У Самсонова по губам скользнула улыбка.
— Вы от Глинки, Глинка от Нигорина, а с самим автором, корнетом Лермонтовым, вы никогда не встречались? Его лично не знаете?
— Никогда даже не видывал. Честное слово, не знаю. Раз как-то на лестнице у одного моего хорошего знакомого столкнулся и то только потом узнал, что это был Лермонтов.
Самсонов опять улыбнулся.
— Отлично. Вас привезли сюда по недоразумению. Сейчас я распоряжусь, чтобы вас отпустили. Но…
Он жестом остановил порывавшегося говорить Бурнашёва.
— Потрудитесь запомнить. Этот наш разговор и вообще ваше пребывание здесь должны остаться в совершенном секрете. Поняли? Иначе для вас опять будут неприятности.
IX
Вероятно, даже и Бенкендорф подивился бы рвению своего адъютанта, с каким тот выполнил данное поручение. «Вслушиваясь и направляя», Евгений Петрович испытывал что-то похожее на обретённый и благодетельный покой. Ещё говорили о несчастном Пушкине, ещё осуждали или сочувствовали его вдове, ещё гадали о причинах неизменно сопутствовавшего Дантесу счастья. Этими пересудами, этой воркотливой, уже начинавшей многим надоедать болтовнёй с него снимали муку его самолюбивых терзаний. Наступивший Великий пост, словно глубоким вздохом, перевёл дыхание.

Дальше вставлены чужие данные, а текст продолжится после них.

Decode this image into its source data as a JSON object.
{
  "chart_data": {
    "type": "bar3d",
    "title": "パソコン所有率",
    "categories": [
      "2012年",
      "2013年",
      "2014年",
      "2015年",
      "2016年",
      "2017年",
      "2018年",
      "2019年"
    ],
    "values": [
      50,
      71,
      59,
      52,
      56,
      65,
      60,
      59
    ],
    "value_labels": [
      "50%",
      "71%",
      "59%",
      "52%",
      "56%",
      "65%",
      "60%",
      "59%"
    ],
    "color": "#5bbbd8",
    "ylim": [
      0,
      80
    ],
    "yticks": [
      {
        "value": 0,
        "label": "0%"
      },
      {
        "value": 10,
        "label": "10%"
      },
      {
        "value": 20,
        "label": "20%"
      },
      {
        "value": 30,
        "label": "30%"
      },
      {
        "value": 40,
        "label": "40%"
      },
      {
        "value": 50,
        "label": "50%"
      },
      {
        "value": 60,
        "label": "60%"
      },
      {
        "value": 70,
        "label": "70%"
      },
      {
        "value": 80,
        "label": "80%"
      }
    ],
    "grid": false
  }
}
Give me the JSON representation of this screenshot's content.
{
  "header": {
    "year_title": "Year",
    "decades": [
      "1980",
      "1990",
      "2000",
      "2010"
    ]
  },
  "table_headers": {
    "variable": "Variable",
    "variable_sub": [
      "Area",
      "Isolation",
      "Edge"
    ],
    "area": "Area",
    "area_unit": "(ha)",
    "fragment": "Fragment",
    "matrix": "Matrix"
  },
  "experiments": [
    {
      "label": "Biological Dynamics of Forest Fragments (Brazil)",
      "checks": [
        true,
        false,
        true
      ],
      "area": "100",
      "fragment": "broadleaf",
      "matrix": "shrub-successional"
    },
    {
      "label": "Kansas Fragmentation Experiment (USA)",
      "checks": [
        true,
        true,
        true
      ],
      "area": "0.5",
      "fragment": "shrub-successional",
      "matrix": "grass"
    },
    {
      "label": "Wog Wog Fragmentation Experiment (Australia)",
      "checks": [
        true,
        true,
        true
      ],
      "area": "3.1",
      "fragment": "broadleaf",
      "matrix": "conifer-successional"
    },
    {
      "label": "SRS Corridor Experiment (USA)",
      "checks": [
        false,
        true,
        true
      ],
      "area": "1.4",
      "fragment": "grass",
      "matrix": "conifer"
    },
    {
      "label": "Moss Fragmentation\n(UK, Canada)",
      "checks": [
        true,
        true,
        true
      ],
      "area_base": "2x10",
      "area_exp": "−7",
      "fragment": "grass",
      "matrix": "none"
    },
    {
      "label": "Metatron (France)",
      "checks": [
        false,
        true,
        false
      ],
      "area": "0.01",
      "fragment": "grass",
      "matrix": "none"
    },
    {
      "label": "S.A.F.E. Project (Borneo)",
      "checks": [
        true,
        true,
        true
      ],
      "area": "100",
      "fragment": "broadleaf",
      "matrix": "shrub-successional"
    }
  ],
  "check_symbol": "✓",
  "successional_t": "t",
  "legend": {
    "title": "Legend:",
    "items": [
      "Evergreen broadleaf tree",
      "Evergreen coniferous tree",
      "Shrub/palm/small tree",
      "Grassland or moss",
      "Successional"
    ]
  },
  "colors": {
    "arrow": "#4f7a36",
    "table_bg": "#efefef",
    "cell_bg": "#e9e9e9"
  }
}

Сегодня он должен был снять показание с арестованного «за сочинение недозволительных стихов» корнета Лермонтова. Он уже три дня откладывал эту поездку. Самый звук этого имени был ему неприятен. Он неизбежно вызывал в памяти мохнатый серый рассвет, заваленную, как мёртвыми, пьяными телами комнату, боль в сердце, поколебленную веру в любовь, наглую улыбку наглого гусара.
С чувством неясным и смутным для самого себя ехал Евгений Петрович к Главному штабу, где был заключён арестованный Лермонтов.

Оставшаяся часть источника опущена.